O Papai Noel missioneiro voltou para casa. Depois de décadas sem uma imagem do padroeiro para reverenciar, os moradores de São Nicolau, município da região das Missões, a 561 quilômetros de Porto Alegre, receberão uma imagem do santo esculpida no tempo das reduções jesuíticas, há cerca de 300 anos. A escultura feita em cedro, com 95 centímetros de altura e pouco mais de 20 quilos, havia sido roubada da Igreja Matriz da cidade na década de 1960.
— Isso renova nossa fé e nossa esperança. Há uma mística entre a população de que a cidade só teria progresso com a volta da imagem do padroeiro — conta o prefeito Ricardo Miguel Klein.
A apresentação da peça sacra aos moradores será nesta sexta-feira (22), em uma procissão, com partida do pórtico da cidade, às 19h, seguida por uma solenidade na Igreja Matriz.

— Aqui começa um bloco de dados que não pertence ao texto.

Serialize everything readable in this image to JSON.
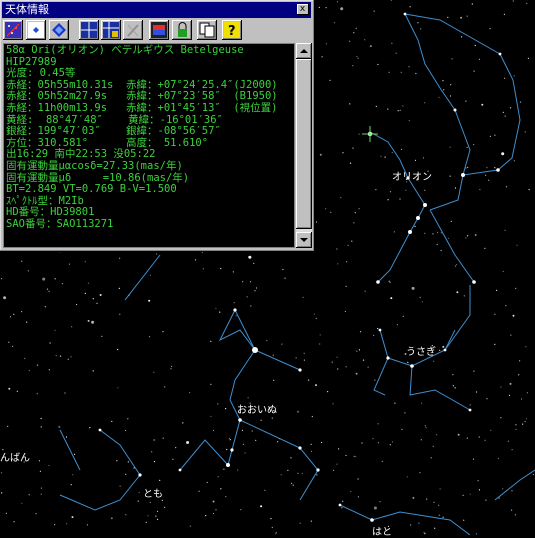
{
  "window": {
    "title": "天体情報",
    "close_glyph": "x",
    "toolbar_icons": [
      "star-map-icon",
      "small-star-icon",
      "blue-diamond-icon",
      "grid-icon",
      "grid-lock-icon",
      "pen-icon",
      "flag-icon",
      "lock-icon",
      "copy-icon",
      "help-icon"
    ],
    "help_glyph": "?"
  },
  "info_lines": [
    "58α Ori(オリオン) ベテルギウス Betelgeuse",
    "HIP27989",
    "光度: 0.45等",
    "赤経：05h55m10.31s  赤緯：+07°24′25.4″(J2000)",
    "赤経：05h52m27.9s   赤緯：+07°23′58″  (B1950)",
    "赤経：11h00m13.9s   赤緯：+01°45′13″  (視位置)",
    "黄経:  88°47′48″    黄緯：-16°01′36″",
    "銀経：199°47′03″    銀緯：-08°56′57″",
    "方位：310.581°      高度： 51.610°",
    "出16:29 南中22:53 没05:22",
    "固有運動量μαcosδ=27.33(mas/年)",
    "固有運動量μδ     =10.86(mas/年)",
    "BT=2.849 VT=0.769 B-V=1.500",
    "ｽﾍﾟｸﾄﾙ型：M2Ib",
    "HD番号：HD39801",
    "SAO番号：SAO113271"
  ],
  "sky": {
    "labels": {
      "orion": "オリオン",
      "lepus": "うさぎ",
      "canis_major": "おおいぬ",
      "monoceros_partial": "んばん",
      "puppis": "とも",
      "columba": "はと"
    },
    "colors": {
      "constellation_line": "#3e8fd0",
      "background": "#000000",
      "text_green": "#3cd23c"
    }
  }
}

O São Nicolau missioneiro foi encontrado no ano passado no Colégio Marista Santa Maria, na cidade de mesmo nome, pelo professor Edison Hüttner, coordenador do Projeto de Arte Sacra Jesuítico-Guarani da PUCRS, quando fazia mais uma incursão pelo Estado em busca dos tesouros perdidos da época das reduções. Não se tem notícias de como a imagem foi parar na instituição de ensino, mas ela teria sido abandonada antes de ser resgatada possivelmente por algum religioso.
Observando os traços da escultura, o pesquisador concluiu que a obra é de Giuseppe Brasanelli, escultor e arquiteto italiano que se converteu sacerdote e ingressou na Companhia de Jesus no início do século 18 que mantinha, por volta de 1700, um ateliê em São Borja. O manto no braço esquerdo, para acomodar uma Bíblia, não deixou dúvidas quanto à identidade do santo, que na tradição católica inspirou a figura do Papai Noel.
— É um São Nicolau feito na Redução de São Nicolau e que pertence àquela população. Notamos, inclusive, que há marcas de incêndios, que, sabe-se, ocorreram nessa região à época dos jesuítas — diz o pesquisador.
Com a consultoria do Instituto do Patrimônio Histórico e Artístico Nacional (Iphan), a PUCRS restaurou a peça sacra, que apresentava desgaste pela ação de cupins e até por intervenções do homem. Uma tomografia ajudou a desvendar detalhes internos da imagem. A policromia típica da arte jesuítica foi removida da escultura, possivelmente para a retirada do ouro que era agregado às peças.
Até a recuperação da escultura, a comunidade de São Nicolau tinha apenas uma pequena imagem do padroeiro feita de gesso, doada anos atrás por um fiel e deixada para devoção em um grutinha em frente à igreja. A escultura recuperada ganhará lugar de destaque no altar da paróquia e ficará sob vigilância de sistemas de segurança. Com a novidade, além das esperanças de progresso, o padre Roque André Varo também espera um incremento nos eventos religiosos da cidade — as procissões perderam força desde o furto.
— Estamos encantados. Para nós, é um presente de Natal — comemorou.
Tradição que veio com os jesuítas
No século 3, Nicolau foi coroado bispo na cidade de Mira, atual Turquia. Herdeiro de grande fortuna, decidiu por os bens a serviço dos mais pobres. Diz a lenda que, na intenção de ajudar três moças que viviam na pobreza, certa vez, na calada da noite, jogou na casa das garotas meias cheias de ouro. A história virou tradição e deu origem à mítica da noite de Natal.